Почему в тот день все сложилось иначе, я не могу сказать, хотя, уверен, это каким-то образом связано с их утренней перепалкой. Возможно, тот факт, что он возвращается в Нью-Йорк, откуда они с мамой были родом, и впервые в жизни навестит Мэйв в колледже, поднял в нем волну ностальгии. Или, возможно, все было именно так, как он сказал: у нас было время в запасе.

– Все это выглядело иначе, – сказал он, пока мы улица за улицей колесили по Бруклину. Но Бруклин не сильно отличался от жилых районов Филадельфии – тех, где мы собирали ренту по субботам. Просто в Бруклине всего было больше – ощущение густоты, расползавшейся во всех направлениях. Он замедлил ход до черепашьей скорости, показывая: – Многоквартирки видишь? В моем детстве здесь стояли деревянные дома. Теперь все снесли, или они сгорели. Весь квартал целиком. А вот и кофейня, – он указал на «Чашку и блюдце Боба». Люди, что сидели у окна, доедали свой весьма поздний завтрак, кто-то читал газету, кто-то смотрел в окно. – Они сами жарили хворост. Нигде вкуснее не ел. После воскресной мессы здесь всегда была очередь на весь квартал. Обувной магазин видишь? «Ремонт на совесть». Он всегда здесь был, – он снова указал на окно магазина, едва ли не шире входной двери. – Я учился вместе с сыном владельца. Уверен, если мы сейчас зайдем, он по-прежнему будет там – прибивать подошвы к ботинкам. Такая вот нехитрая жизнь.

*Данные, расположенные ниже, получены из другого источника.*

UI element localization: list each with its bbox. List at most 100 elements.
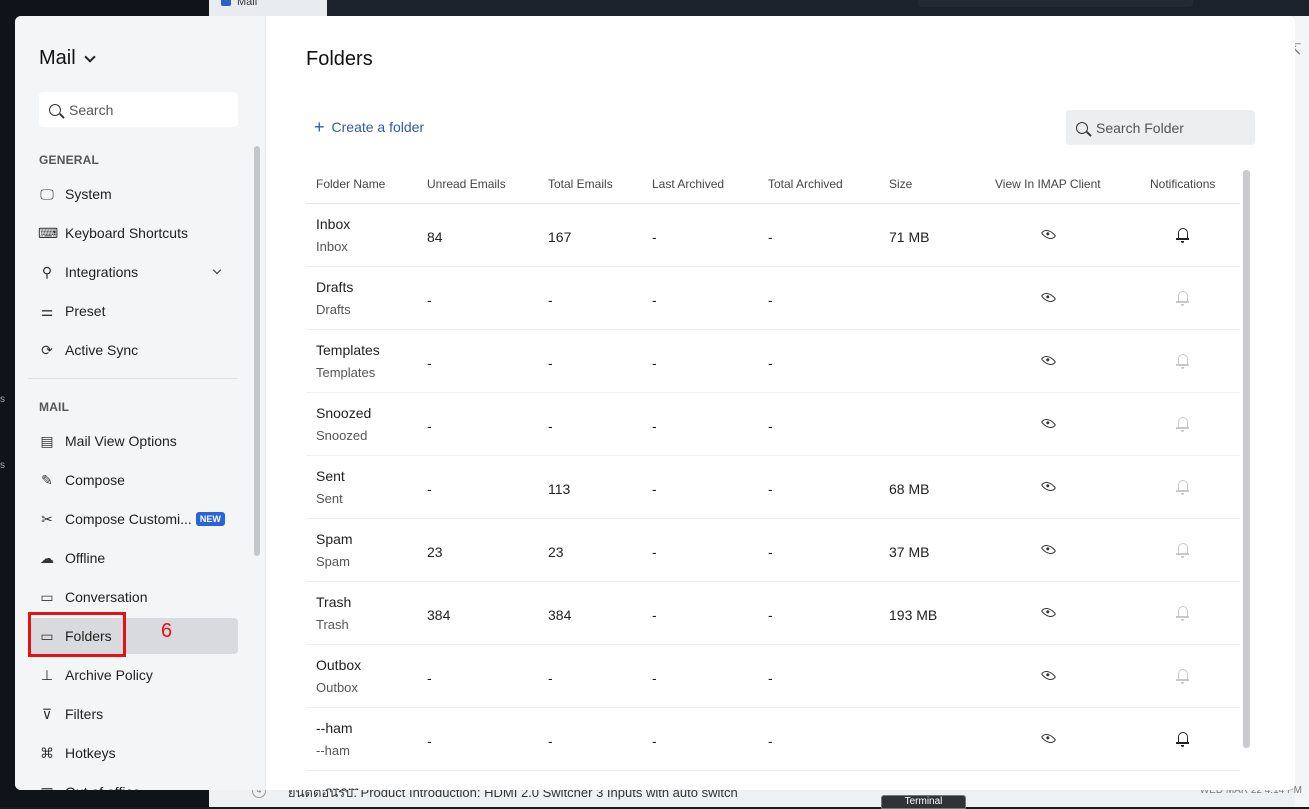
folders-table: Folder Name Unread Emails Total Emails L… (306, 168, 1240, 790)
column-header[interactable]: Last Archived (652, 177, 724, 191)
section-label-general: GENERAL (39, 153, 100, 167)
table-row[interactable]: Sent Sent - 113 - - 68 MB (306, 456, 1240, 519)
bell-icon[interactable] (1176, 291, 1189, 306)
sidebar-item-label: Hotkeys (65, 745, 116, 761)
folder-name: Inbox (316, 216, 351, 232)
cell-unread: - (427, 292, 432, 308)
bell-icon[interactable] (1176, 228, 1189, 243)
settings-search-input[interactable] (61, 100, 221, 119)
sidebar-item-label: Conversation (65, 589, 148, 605)
sidebar-item-hotkeys[interactable]: ⌘ Hotkeys (28, 735, 238, 771)
sidebar-item-offline[interactable]: ☁ Offline (28, 540, 238, 576)
sidebar-item-archive-policy[interactable]: ⊥ Archive Policy (28, 657, 238, 693)
settings-sidebar: Mail GENERAL 🖵 System ⌨ Keyboard Shortcuts ⚲… (15, 16, 266, 790)
background-edge-text: s (0, 460, 5, 471)
layout-icon: ▤ (40, 432, 54, 449)
chevron-down-icon[interactable] (212, 265, 222, 275)
sidebar-item-out-of-office[interactable]: ▦ Out of office (28, 774, 238, 791)
sidebar-item-label: Preset (65, 303, 106, 319)
background-mail-tab[interactable]: Mail (209, 0, 327, 16)
archive-icon: ⊥ (40, 666, 54, 683)
cell-total: - (548, 733, 553, 749)
sync-icon: ⟳ (41, 341, 53, 358)
bell-icon[interactable] (1176, 669, 1189, 684)
sidebar-item-compose[interactable]: ✎ Compose (28, 462, 238, 498)
folder-search-input[interactable] (1088, 118, 1248, 137)
sidebar-item-active-sync[interactable]: ⟳ Active Sync (28, 332, 238, 368)
table-row[interactable]: Spam Spam 23 23 - - 37 MB (306, 519, 1240, 582)
chevron-down-icon (84, 50, 96, 63)
sidebar-item-label: Mail View Options (65, 433, 177, 449)
table-row[interactable]: Templates Templates - - - - (306, 330, 1240, 393)
sidebar-scrollbar[interactable] (254, 146, 260, 556)
background-search-bar[interactable] (918, 0, 1193, 7)
cell-unread: - (427, 670, 432, 686)
folder-name: Trash (316, 594, 352, 610)
table-row[interactable]: Snoozed Snoozed - - - - (306, 393, 1240, 456)
plug-icon: ⚲ (41, 263, 53, 280)
annotation-highlight-box (28, 612, 126, 657)
eye-icon[interactable] (1040, 478, 1057, 495)
table-row[interactable]: --ham --ham - - - - (306, 708, 1240, 771)
bell-icon[interactable] (1176, 606, 1189, 621)
column-header[interactable]: Notifications (1150, 177, 1215, 191)
monitor-icon: 🖵 (40, 185, 54, 202)
calendar-icon: ▦ (38, 784, 56, 791)
bell-icon[interactable] (1176, 480, 1189, 495)
eye-icon[interactable] (1040, 541, 1057, 558)
eye-icon[interactable] (1040, 226, 1057, 243)
column-header[interactable]: View In IMAP Client (995, 177, 1101, 191)
column-header[interactable]: Total Archived (768, 177, 843, 191)
sidebar-item-preset[interactable]: ⚌ Preset (28, 293, 238, 329)
eye-icon[interactable] (1040, 604, 1057, 621)
cell-tarch: - (768, 229, 773, 245)
cell-tarch: - (768, 607, 773, 623)
table-row[interactable]: Drafts Drafts - - - - (306, 267, 1240, 330)
sidebar-item-system[interactable]: 🖵 System (28, 176, 238, 212)
column-header[interactable]: Unread Emails (427, 177, 506, 191)
bell-icon[interactable] (1176, 354, 1189, 369)
app-switcher[interactable]: Mail (39, 47, 96, 70)
eye-icon[interactable] (1040, 289, 1057, 306)
folder-search[interactable] (1066, 110, 1255, 145)
cell-total: 113 (548, 481, 571, 497)
plus-icon: + (314, 117, 325, 137)
table-row[interactable]: Trash Trash 384 384 - - 193 MB (306, 582, 1240, 645)
page-title: Folders (306, 48, 373, 70)
cell-last: - (652, 544, 657, 560)
sidebar-item-label: Compose (65, 472, 125, 488)
folder-path: Snoozed (316, 428, 368, 443)
sliders-icon: ⚌ (40, 302, 54, 319)
eye-icon[interactable] (1040, 667, 1057, 684)
eye-icon[interactable] (1040, 415, 1057, 432)
bell-icon[interactable] (1176, 732, 1189, 747)
cell-last: - (652, 292, 657, 308)
cell-unread: - (427, 418, 432, 434)
sidebar-item-compose-customi[interactable]: ✂ Compose Customi... NEW (28, 501, 238, 537)
sidebar-item-filters[interactable]: ⊽ Filters (28, 696, 238, 732)
folder-name: Sent (316, 468, 345, 484)
sidebar-item-conversation[interactable]: ▭ Conversation (28, 579, 238, 615)
column-header[interactable]: Total Emails (548, 177, 613, 191)
sidebar-item-integrations[interactable]: ⚲ Integrations (28, 254, 238, 290)
eye-icon[interactable] (1040, 352, 1057, 369)
column-header[interactable]: Size (889, 177, 912, 191)
sidebar-item-mail-view-options[interactable]: ▤ Mail View Options (28, 423, 238, 459)
table-scrollbar[interactable] (1243, 170, 1250, 748)
filter-icon: ⊽ (41, 705, 53, 722)
eye-icon[interactable] (1040, 730, 1057, 747)
column-header[interactable]: Folder Name (316, 177, 385, 191)
search-icon (49, 103, 61, 116)
folder-name: --ham (316, 720, 353, 736)
cloud-off-icon: ☁ (40, 549, 54, 566)
bell-icon[interactable] (1176, 543, 1189, 558)
bell-icon[interactable] (1176, 417, 1189, 432)
settings-search[interactable] (39, 92, 238, 127)
cell-tarch: - (768, 544, 773, 560)
table-row[interactable]: Inbox Inbox 84 167 - - 71 MB (306, 204, 1240, 267)
create-folder-button[interactable]: + Create a folder (314, 117, 424, 137)
folder-path: Trash (316, 617, 349, 632)
table-row[interactable]: Outbox Outbox - - - - (306, 645, 1240, 708)
sidebar-item-keyboard-shortcuts[interactable]: ⌨ Keyboard Shortcuts (28, 215, 238, 251)
table-row[interactable]: --spam (306, 771, 1240, 790)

– Надо полагать, – сказал я. Прозвучало по-идиотски, но я не знал, как на все это реагировать.

На углу он свернул, потом снова свернул на светофоре, и мы выехали на Четырнадцатую авеню.

– Ну вот, – сказал он, показывая на третий этаж дома, выглядевшего в точности как все остальные вокруг. – Здесь я и жил, а твоя мама жила в соседнем квартале, – он показал большим пальцем себе через плечо.

– Где?

– Прямо за нами.

Я встал коленями на сиденье и посмотрел в заднее окно; сердце у меня билось в районе горла. Мама.

– Я хочу посмотреть, – сказал я.

– Ее дом ничем не отличается от других.

– Но время же есть. – Был Страстной четверг, и те, кто ходил к мессе, либо уже ушли, либо пойдут после работы. Встретить можно было разве что женщин, прочесывающих магазины. Мы стояли во втором ряду, но прямо перед тем, как мой отец собрался сказать «нет», ближайшая к нам машина отъехала от тротуара, будто приглашая занять ее место.

– Ну что на это возразишь? – сказал отец и припарковался.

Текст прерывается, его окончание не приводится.